The endless array of diets that claim to help you shed pounds tend to fall into two camps: low fat or low carbohydrate. Some companies even claim that genetics can tell us which diet is better for which people.
A rigorous recent study sought to settle the debate, and it had results to disappoint both camps. On the hopeful side, as The New York Times noted, people managed to lose weight no matter which of the two diets they followed.
The study is worth a closer look to see what it did and did not prove.
Researchers at Stanford University took more than 600 people (which is huge for a nutrition study) aged 18 to 50 who had a body mass index of 28 to 40 (25-30 is overweight, and 30 and over is obese). The study subjects had to be otherwise healthy. They couldn’t even be on statins, or drugs for Type 2 diabetes or hypertension, which might affect weight or energy expenditure. They were all randomly assigned to a healthful low-fat or a healthful low-carbohydrate diet, and they were clearly not blinded to which group they were in.

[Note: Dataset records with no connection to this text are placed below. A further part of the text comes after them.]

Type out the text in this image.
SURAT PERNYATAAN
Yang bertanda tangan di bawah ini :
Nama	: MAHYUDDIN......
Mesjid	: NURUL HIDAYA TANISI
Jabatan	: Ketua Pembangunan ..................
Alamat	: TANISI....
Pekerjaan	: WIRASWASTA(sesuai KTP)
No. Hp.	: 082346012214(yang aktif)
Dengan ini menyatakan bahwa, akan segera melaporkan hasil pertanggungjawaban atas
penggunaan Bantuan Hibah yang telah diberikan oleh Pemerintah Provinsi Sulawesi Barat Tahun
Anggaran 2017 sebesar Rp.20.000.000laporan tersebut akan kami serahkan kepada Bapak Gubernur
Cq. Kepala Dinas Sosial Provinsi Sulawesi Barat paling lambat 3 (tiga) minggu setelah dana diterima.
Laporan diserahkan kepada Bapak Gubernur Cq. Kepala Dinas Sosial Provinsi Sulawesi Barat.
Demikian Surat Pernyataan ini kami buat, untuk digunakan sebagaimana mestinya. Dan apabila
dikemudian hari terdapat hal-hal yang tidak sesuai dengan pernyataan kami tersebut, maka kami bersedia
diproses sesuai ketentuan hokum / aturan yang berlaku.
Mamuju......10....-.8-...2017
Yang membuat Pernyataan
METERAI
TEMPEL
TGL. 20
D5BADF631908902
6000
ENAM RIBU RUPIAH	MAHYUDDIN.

All participants attended 22 instructional sessions over one year in groups of about 17 people. The sessions were held weekly at first and were then spaced out so that they were monthly in the last six months. Everyone was encouraged to reduce intake of the avoided nutrient to 20 grams per day over the first eight weeks, then participants slowly added fats or carbohydrates back to their diets until they reached the lowest level of intake they believed could be sustained for the long haul.
Everyone was followed for a year (which is an eternity for a nutrition study). Everyone was encouraged to maximize vegetable intake; to minimize added sugar, refined flour and trans fat intake; and to focus on whole foods that were minimally processed. The subjects were also encouraged to cook at home as much as possible.
All the participants took a glucose tolerance test as a measurement of insulin sensitivity. Some believe that insulin resistance or sensitivity may affect not only how people respond to diets, but also how well they adhere to them. The participants were also genotyped, because some believe that certain genes will make people more sensitive to carbohydrates or fat with respect to weight gain. About 40 percent of participants had a low-fat genotype, and 30 percent had a low-carbohydrate genotype.
Data were gathered at the beginning of the study, at six months and at one year. At three unannounced times, researchers checked on patients to see how closely they were sticking to the instructions.
This was a phenomenally well-designed trial.
People did change their diets according to their group assignment. Those in the low-fat group consumed, on average, 29 percent of their calories from fats, versus 45 percent in the low-carbohydrate group. Those in the low-carbohydrate group consumed 30 percent of their calories from carbohydrates, versus 48 percent in the low-fat group.
They did not, however, lose meaningfully different amounts of weight. At 12 months, the low-carbohydrate group had lost, on average, just over 13 pounds, compared with more than 11.5 pounds in the low-fat group. The difference was not statistically significant.